Peut-on parler des tenues de Yuja Wang lors de ses récitals ? Est-il approprié de faire des commentaires sur la robe africaine de la pianiste Samantha Ege ? La musicologue britannique Leah Broad jette un pavé dans la mare en répondant que « oui, il faut parler des vêtements des musiciennes classiques », sans pour autant céder à la critique ou à la sexualisation des corps.
La tenue est un élément important de la performance de l’artiste
Parler des vêtements des musiciens classiques, et plus particulièrement des musiciennes, est tabou, selon Leah Broad, musicologue diplômée d’Oxford. Dans les colonnes du Guardian, ce 19 avril, elle livre son analyse sur les tenues des musiciennes. Elle assure qu’on peut, et même qu’on doit parler des costumes des artistes sur scène, comme un prolongement visuel des œuvres qu’elles interprètent. Elle explique que c’est un élément important de la performance de l’artiste. Aujourd’hui la Chinoise Yuja Wang, l’une des pianistes les plus renommées, apparaît régulièrement dans des robes près du corps, parfois aux couleurs vives et à paillettes.
A lire aussi
Des tenues courtes qui sont un moyen pour elle d’affirmer son jeune âge (35 ans) et de mettre en valeur ses 158 cm. En 2013 le New York Times a d’ailleurs souligné que la puissance scénique de Yuja Wang est accentuée par la vivacité et la mobilité de son corps. Il semble donc naturel que la pianiste choisisse des habits lui permettant de pleinement s’exprimer. L’article du Guardian cite également Jocelyn Lightfoot, à la tête du London Chamber Orchestra : « la plupart des musiciens n’ont pas l’impression de pouvoir parler de leurs vêtements ». Pourtant la compréhension visuelle d’une tenue peut améliorer l’expérience du spectateur. Ainsi lors d’un récital d’œuvres de la compositrice afro-américaine Florence Price, la pianiste Samantha Ege a choisi une robe en tissu wax, “influencée par les styles d’Afrique de l’Ouest ».
Les critiques ont du mal à parler des tenues féminines d’une manière délicate
Samantha Ege a ensuite regretté de n’avoir pas pu expliquer le choix d’une tenue qui évoque fortement les thèmes de son répertoire. Il faut dire qu’historiquement, le corps des musiciennes a plutôt été effacé pour ne pas distraire l’auditoire.
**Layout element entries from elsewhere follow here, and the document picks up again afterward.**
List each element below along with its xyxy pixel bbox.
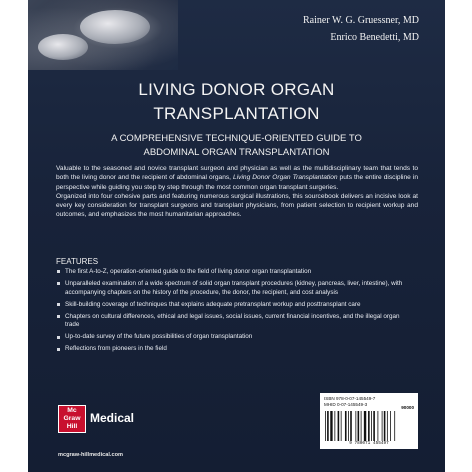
isbn-text [324,396,375,407]
feature-item [56,301,406,310]
back-cover [28,0,445,472]
feature-item [56,268,406,277]
subtitle-line: A COMPREHENSIVE TECHNIQUE-ORIENTED GUIDE TO [111,133,362,144]
barcode-digits: 9 780071 455497 [349,441,389,446]
book-title-italic: Living Donor Organ Transplantation [233,174,338,182]
feature-text: Up-to-date survey of the future possibilities of organ transplantation [65,333,253,341]
feature-text: Unparalleled examination of a wide spectrum of solid organ transplant procedures (kidney, pancreas, liver, intestine), with accompanying chapters on the history of the procedure, the donor, the recipient, and cost analysis [65,280,403,296]
feature-text: Skill-building coverage of techniques that explains adequate pretransplant workup and posttransplant care [65,300,361,308]
mhid-line: MHID 0-07-145549-3 [324,401,368,407]
subtitle-line: ABDOMINAL ORGAN TRANSPLANTATION [143,147,330,158]
square-bullet-icon [57,336,60,339]
surgery-photo [28,0,178,70]
description-text: Valuable to the seasoned and novice transplant surgeon and physician as well as the multidisciplinary team that tends to both the living donor and the recipient of abdominal organs, [56,165,418,182]
feature-item [56,345,406,354]
publisher-url: mcgraw-hillmedical.com [58,452,123,458]
description-text: puts the entire discipline in perspective while guiding you step by step through the most common organ transplant surgeries. [56,174,418,191]
description [56,164,418,220]
book-subtitle [28,132,445,160]
feature-item [56,280,406,297]
description-paragraph [56,164,418,192]
features-heading: FEATURES [56,257,99,266]
gloved-hand-shape [38,34,88,60]
isbn-barcode-block [320,393,418,449]
feature-text: The first A-to-Z, operation-oriented guide to the field of living donor organ transplantation [65,268,312,275]
square-bullet-icon [57,348,60,351]
logo-line: Hill [66,423,78,431]
square-bullet-icon [57,270,60,273]
feature-item [56,333,406,342]
isbn-line: ISBN 978-0-07-145549-7 [324,396,376,401]
author-name: Enrico Benedetti, MD [330,32,419,43]
square-bullet-icon [57,315,60,318]
logo-line: Mc [67,407,77,414]
book-title [28,78,445,126]
authors [303,12,419,46]
logo-line: Graw [63,415,81,423]
feature-text: Chapters on cultural differences, ethical and legal issues, social issues, current financial incentives, and the illegal organ trade [65,312,400,329]
title-line: LIVING DONOR ORGAN [138,80,335,99]
description-paragraph: Organized into four cohesive parts and featuring numerous surgical illustrations, this sourcebook delivers an incisive look at every key consideration for transplant surgeons and transplant physicians, from patient selection to recipient workup and outcomes, and emphasizes the most humanitarian approaches. [56,192,418,219]
imprint-name: Medical [90,411,135,425]
mcgraw-hill-logo [58,405,86,433]
author-name: Rainer W. G. Gruessner, MD [303,15,419,26]
price-code: 90000 [401,405,414,410]
title-line: TRANSPLANTATION [153,104,320,123]
square-bullet-icon [57,282,60,285]
feature-item [56,313,406,330]
gloved-hand-shape [80,10,150,44]
square-bullet-icon [57,303,60,306]
barcode-icon [324,411,414,441]
features-list [56,268,406,357]
feature-text: Reflections from pioneers in the field [65,345,167,353]
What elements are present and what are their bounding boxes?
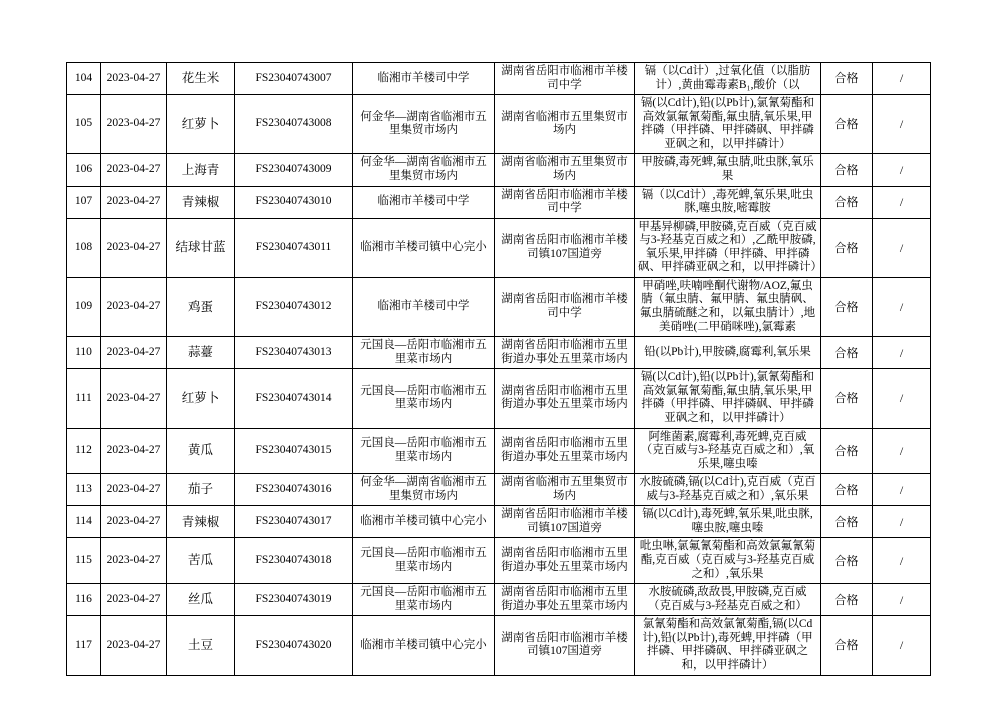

En 1944, la chef d’orchestre Ruth Gipps a été accusée « d’auto-publicité » pour avoir arboré une robe trop colorée. Selon Leah Broad, ce tabou autour de l’aspect vestimentaire des musiciens classiques peut s’expliquer par l’incapacité des critiques à parler des tenues féminines d’une manière délicate. En effet le traitement réservé à Yuja Wang n’est pas le même que pour ses confrères masculins. Quand les robes de la pianiste chinoise font l’objet de commentaires, le style des violonistes Nemanja Radulovic ou Nigel Kennedy sont salués pour leur modernité.
A lire aussi
Il faut malgré tout noter que L’Orchestre de Paris et le London Chamber Orchestra ont supprimé la cravate de leur costume. Les deux orchestres se veulent plus inclusifs et ont donc décidé d’enlever ce symbole masculin de leurs tenues. Leur objectif est de créer « un miroir entre le public et l’orchestre ». L’Orchestre de Paris est même allé plus loin en collaborant avec la marque de vêtements Fursac, dont le directeur artistique est un ancien violoncelliste. Les vêtements de scène de l’ensemble ont été créés spécifiquement pour les musiciens d’orchestre, avec des boutons recouverts de tissus pour éviter de percuter les instruments. Est-ce le signe que cela devient un sujet à part entière dans le milieu classique ? C’est en tous cas ce que veut promouvoir Leah Broad, qui incite à considérer le vêtement comme une part entière du processus créatif musical.